The release of SVT-AV1 version 1.0 marked a major milestone for the open-source AV1 video encoder, delivering massive speedups, significantly reduced memory usage, and refined preset tunings. This article explores the most significant performance improvements introduced in libsvtav1 v1.0, highlighting how architectural optimizations, AVX2/AVX-512 instruction sets, and trade-off adjustments made AV1 encoding faster and highly viable for real-time and production workloads.

Refined Preset Architecture and Speedups

SVT-AV1 v1.0 overhauled its preset system (ranging from 0 to 13) to offer a much better trade-off between encoding speed and visual quality.

High-Speed Presets: Presets 9 through 13 were optimized to enable real-time and super-real-time encoding. Preset 10, in particular, became a popular sweet spot, offering near-real-time 4K encoding and high-speed 1080p encoding with minimal impact on compression efficiency.
Low-Speed Presets: Presets 0 through 3, which target maximum quality and archival encoding, received deep architectural optimizations. These changes reduced encoding times by up to 30-40% at these ultra-high-quality levels compared to older versions, while maintaining excellent VMAF (Video Multi-Method Assessment Fusion) scores.

Comprehensive Assembly and SIMD Optimizations

To maximize hardware utilization, libsvtav1 v1.0 introduced extensive AVX2 and AVX-512 assembly optimizations.

Motion Estimation and SAD/SSD: The encoder’s Sum of Absolute Differences (SAD) and Sum of Squared Differences (SSD) calculation engines were rewritten to leverage modern CPU vector instructions. This significantly accelerated the motion estimation phase, which is traditionally the most compute-intensive part of video encoding.
Intra-Prediction and Transforms: Hand-written assembly optimizations were added for block-copy, intra-prediction, and forward/inverse transform stages. This directly reduced CPU cycle consumption per frame across all modern AMD and Intel processors.

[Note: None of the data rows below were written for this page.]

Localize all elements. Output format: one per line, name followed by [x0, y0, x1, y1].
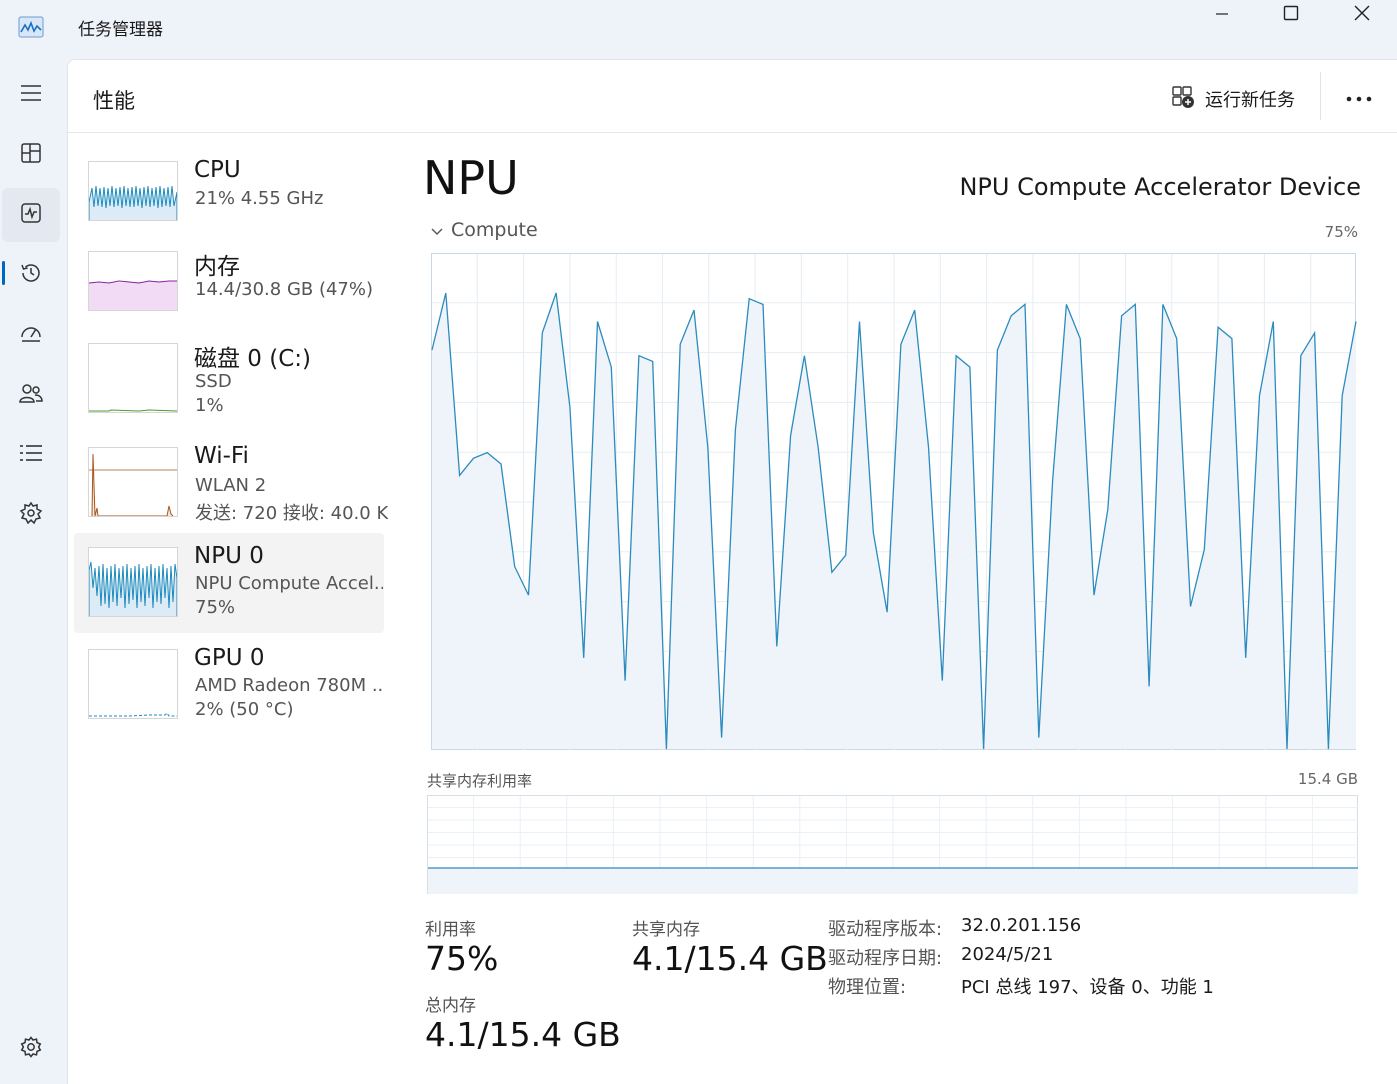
device-usage: 2% (50 °C) — [195, 699, 294, 720]
total-memory-value: 4.1/15.4 GB — [425, 1015, 621, 1054]
compute-graph-max: 75% — [1324, 223, 1358, 241]
device-item-wifi[interactable]: Wi-Fi WLAN 2 发送: 720 接收: 40.0 K — [74, 433, 388, 533]
app-title: 任务管理器 — [78, 20, 163, 40]
shared-memory-label: 共享内存 — [632, 920, 700, 940]
device-stats: 14.4/30.8 GB (47%) — [195, 279, 374, 300]
device-name: NPU 0 — [194, 543, 264, 569]
npu-thumbnail-graph — [88, 547, 178, 617]
minimize-icon — [1215, 6, 1229, 25]
run-task-label: 运行新任务 — [1205, 90, 1295, 111]
app-history-icon — [19, 261, 43, 289]
cpu-thumbnail-graph — [88, 161, 178, 221]
driver-version-label: 驱动程序版本: — [828, 919, 943, 940]
utilization-label: 利用率 — [425, 920, 476, 940]
performance-button[interactable] — [2, 188, 60, 242]
wifi-thumbnail-graph — [88, 447, 178, 517]
device-stats: 21% 4.55 GHz — [195, 188, 324, 209]
device-description: NPU Compute Accel... — [195, 573, 383, 594]
gpu-thumbnail-graph — [88, 649, 178, 719]
page-title: 性能 — [93, 89, 135, 113]
total-memory-label: 总内存 — [425, 996, 476, 1016]
maximize-button[interactable] — [1256, 0, 1326, 30]
disk-thumbnail-graph — [88, 343, 178, 413]
chevron-down-icon — [431, 219, 443, 241]
maximize-icon — [1283, 5, 1299, 25]
hamburger-menu-icon — [20, 84, 42, 106]
device-adapter: WLAN 2 — [195, 475, 267, 496]
device-item-memory[interactable]: 内存 14.4/30.8 GB (47%) — [74, 237, 384, 337]
processes-icon — [20, 142, 42, 168]
compute-utilization-graph — [431, 253, 1357, 751]
settings-button[interactable] — [2, 1022, 60, 1076]
device-usage: 75% — [195, 597, 236, 618]
compute-graph-selector[interactable]: Compute — [431, 219, 538, 241]
compute-graph-label: Compute — [451, 219, 538, 241]
details-icon — [19, 444, 43, 466]
npu-detail-panel: NPU NPU Compute Accelerator Device Compu… — [423, 133, 1383, 1083]
header-separator — [1320, 72, 1321, 120]
run-task-icon — [1171, 85, 1195, 114]
details-button[interactable] — [2, 428, 60, 482]
services-button[interactable] — [2, 488, 60, 542]
performance-icon — [20, 202, 42, 228]
driver-date-label: 驱动程序日期: — [828, 948, 943, 969]
close-icon — [1354, 5, 1370, 25]
device-name: GPU 0 — [194, 645, 265, 671]
detail-title: NPU — [423, 151, 519, 205]
more-options-button[interactable] — [1343, 80, 1375, 112]
shared-memory-graph-max: 15.4 GB — [1297, 770, 1358, 788]
main-panel: 性能 运行新任务 CPU 21% 4.55 GHz 内存 14.4/30.8 G… — [67, 59, 1397, 1084]
processes-button[interactable] — [2, 128, 60, 182]
device-throughput: 发送: 720 接收: 40.0 K — [195, 503, 389, 524]
device-name: CPU — [194, 157, 241, 183]
users-icon — [18, 382, 44, 408]
shared-memory-graph-label: 共享内存利用率 — [427, 772, 533, 790]
users-button[interactable] — [2, 368, 60, 422]
startup-apps-button[interactable] — [2, 308, 60, 362]
navigation-rail — [0, 58, 66, 1083]
physical-location-label: 物理位置: — [828, 977, 907, 998]
minimize-button[interactable] — [1187, 0, 1257, 30]
hamburger-menu-button[interactable] — [2, 68, 60, 122]
settings-icon — [20, 1036, 42, 1062]
device-item-gpu[interactable]: GPU 0 AMD Radeon 780M ... 2% (50 °C) — [74, 635, 385, 735]
memory-thumbnail-graph — [88, 251, 178, 311]
shared-memory-value: 4.1/15.4 GB — [632, 939, 828, 978]
device-description: AMD Radeon 780M ... — [195, 675, 385, 696]
driver-date-value: 2024/5/21 — [961, 944, 1054, 965]
startup-apps-icon — [19, 322, 43, 348]
page-header: 性能 运行新任务 — [68, 60, 1397, 133]
app-history-button[interactable] — [2, 248, 60, 302]
close-button[interactable] — [1327, 0, 1397, 30]
device-type: SSD — [195, 371, 232, 392]
device-item-disk[interactable]: 磁盘 0 (C:) SSD 1% — [74, 329, 384, 429]
utilization-value: 75% — [425, 939, 499, 978]
driver-version-value: 32.0.201.156 — [961, 915, 1082, 936]
shared-memory-graph — [427, 795, 1359, 895]
device-list: CPU 21% 4.55 GHz 内存 14.4/30.8 GB (47%) 磁… — [68, 133, 398, 1083]
device-name: 内存 — [194, 254, 240, 280]
physical-location-value: PCI 总线 197、设备 0、功能 1 — [961, 977, 1214, 998]
title-bar: 任务管理器 — [0, 0, 1397, 58]
detail-device-name: NPU Compute Accelerator Device — [959, 173, 1361, 201]
device-name: 磁盘 0 (C:) — [194, 346, 312, 372]
more-options-icon — [1346, 87, 1372, 106]
device-usage: 1% — [195, 395, 224, 416]
task-manager-app-icon — [18, 16, 44, 38]
run-new-task-button[interactable]: 运行新任务 — [1171, 84, 1295, 114]
device-name: Wi-Fi — [194, 443, 249, 469]
device-item-cpu[interactable]: CPU 21% 4.55 GHz — [74, 145, 384, 245]
services-icon — [19, 501, 43, 529]
device-item-npu[interactable]: NPU 0 NPU Compute Accel... 75% — [74, 533, 384, 633]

Dramatic Reduction in Memory Footprint

One of the biggest hurdles of early AV1 encoders was their massive random-access memory (RAM) requirement. Version 1.0 solved this by optimizing memory allocation patterns and restructuring how frames are buffered.

Lower RAM Overhead: SVT-AV1 v1.0 reduced memory usage by up to 50% in certain multi-threaded encoding scenarios.
Multi-Instance Friendly: By lowering the per-thread memory footprint, system administrators and cloud providers could run more parallel encoding instances on a single server without running out of system memory.

Improved Multi-Threading and Scaling

Older versions of SVT-AV1 struggled to scale efficiently across high-core-count processors, such as dual-socket servers or CPUs with 64+ threads. Version 1.0 addressed this by redesigning the threading framework.

Reduced Thread Synchronization Overhead: By optimizing row-based multi-threading and tile-parallelism, the encoder minimized the idle CPU time spent waiting for thread synchronization.
Better CPU Utilization: The encoder achieved near-linear scaling on modern high-core-count CPUs, ensuring that high-end server hardware is fully utilized during dense transcoding workloads.